The bird-flu virus that suddenly started killing people last month in China is unquestionably a “serious human health risk,” as the scientists who discovered it have reported in the New England Journal of Medicine. H7N9 contains gene sequences that make it relatively effective, for a bird virus, at infecting humans and other mammals.
People don’t appear to have natural immunity, there’s no vaccine, and so far about one in five known to have caught the virus have died.
Fears grew as 11 more infections and three more deaths were announced over the weekend.
This is no reason to freak out, though. The world is in a better position to monitor flu strains emerging in China than it was 10 years ago. That the Chinese have already reported detailed observations in a major medical journal is evidence of how far their public health system has come since the 2002 outbreak of severe acute respiratory syndrome, which wound up killing 774 people worldwide. Back then, the World Health Organization chastised China for failing to cooperate enough with global health authorities in the early weeks.
China has since built its own Center for Disease Control and Prevention, staffed by many scientists who have trained with infectious-disease specialists worldwide, and it follows globally accepted protocols for responding to a new pathogen. This agency has established a computer network linking all of China’s county hospitals, so that it can stay abreast of any new bird-flu diagnoses in real time.
Flu experts outside China have confidence in the Chinese scientists’ assessment that so far people haven’t been catching the H7N9 flu from other people. Although direct contact with poultry hasn’t been established for all the victims, this is often the case with bird flu; people either don’t remember or don’t know that they have had such contact in their environment or in their food.
There are other reasons to feel less worried about H7N9: In their effort to examine the more than 1,000 people who have been in contact with victims, doctors have found a 4-year-old Beijing boy who is infected with the virus but has shown no flu symptoms. Apparently, then, the illness isn’t always deadly or debilitating. If this is right, then the number of infections could soon rise rather abruptly, as doctors find H7N9 in more symptom-free patients and others with only mild illness.

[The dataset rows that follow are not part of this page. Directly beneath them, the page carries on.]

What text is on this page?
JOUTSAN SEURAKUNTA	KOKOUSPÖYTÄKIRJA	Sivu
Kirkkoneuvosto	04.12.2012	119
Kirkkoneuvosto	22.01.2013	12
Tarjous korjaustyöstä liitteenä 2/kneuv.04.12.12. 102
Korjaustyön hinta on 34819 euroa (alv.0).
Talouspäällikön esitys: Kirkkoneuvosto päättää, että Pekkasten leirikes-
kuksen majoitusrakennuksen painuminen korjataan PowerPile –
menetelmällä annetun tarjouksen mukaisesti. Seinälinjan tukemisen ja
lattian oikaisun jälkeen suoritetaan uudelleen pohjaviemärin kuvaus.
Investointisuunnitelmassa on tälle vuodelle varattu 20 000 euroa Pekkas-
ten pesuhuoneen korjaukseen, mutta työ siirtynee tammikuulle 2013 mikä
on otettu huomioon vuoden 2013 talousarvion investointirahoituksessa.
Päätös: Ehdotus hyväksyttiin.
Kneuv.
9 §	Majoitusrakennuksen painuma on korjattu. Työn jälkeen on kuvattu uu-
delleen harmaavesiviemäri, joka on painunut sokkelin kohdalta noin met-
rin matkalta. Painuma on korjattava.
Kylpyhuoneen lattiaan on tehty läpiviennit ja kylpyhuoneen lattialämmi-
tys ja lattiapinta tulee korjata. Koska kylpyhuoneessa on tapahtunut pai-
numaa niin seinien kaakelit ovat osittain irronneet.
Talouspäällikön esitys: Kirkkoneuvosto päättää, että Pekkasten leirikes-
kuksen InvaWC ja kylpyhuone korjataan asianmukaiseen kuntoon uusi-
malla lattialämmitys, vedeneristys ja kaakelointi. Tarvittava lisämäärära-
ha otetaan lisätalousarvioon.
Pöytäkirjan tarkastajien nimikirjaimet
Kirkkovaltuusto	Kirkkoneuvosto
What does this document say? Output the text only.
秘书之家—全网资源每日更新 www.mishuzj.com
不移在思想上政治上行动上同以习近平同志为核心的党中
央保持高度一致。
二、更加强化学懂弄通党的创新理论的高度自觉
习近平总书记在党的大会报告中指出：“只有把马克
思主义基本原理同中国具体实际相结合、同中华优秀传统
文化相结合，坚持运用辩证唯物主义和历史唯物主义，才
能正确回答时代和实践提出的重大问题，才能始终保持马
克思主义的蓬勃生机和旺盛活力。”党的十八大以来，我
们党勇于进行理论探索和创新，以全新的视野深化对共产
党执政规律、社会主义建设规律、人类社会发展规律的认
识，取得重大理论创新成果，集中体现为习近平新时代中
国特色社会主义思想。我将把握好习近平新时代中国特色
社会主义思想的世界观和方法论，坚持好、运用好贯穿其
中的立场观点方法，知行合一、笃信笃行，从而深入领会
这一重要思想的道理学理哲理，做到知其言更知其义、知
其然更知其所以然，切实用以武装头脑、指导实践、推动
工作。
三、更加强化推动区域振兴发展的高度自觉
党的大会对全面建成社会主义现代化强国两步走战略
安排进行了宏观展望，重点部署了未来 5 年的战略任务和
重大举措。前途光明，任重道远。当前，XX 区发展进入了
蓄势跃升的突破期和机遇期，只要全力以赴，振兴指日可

Now, as doctors begin early treatment with oseltamivir (Tamiflu) or zanamivir (Relenza), the survival rate may also improve significantly.
Two big challenges are to develop a molecular diagnostic test that can specifically detect this virus and to create a vaccine. Scientists in the U.S. and other countries will help with these efforts. China has sent samples of the virus to labs around the world ― another sign of the country’s improved public-health response.
It remains urgent that scientists keep searching for any signs of human-to-human transmission. Flu experts from the U.S., Europe, Australia and Hong Kong have been invited to China, according to Bloomberg News, to help figure out where this bug came from and how it’s being passed around.
Although H7N9 remains cause for worry, the truly global response, this time with China taking the lead, should be a source of comfort.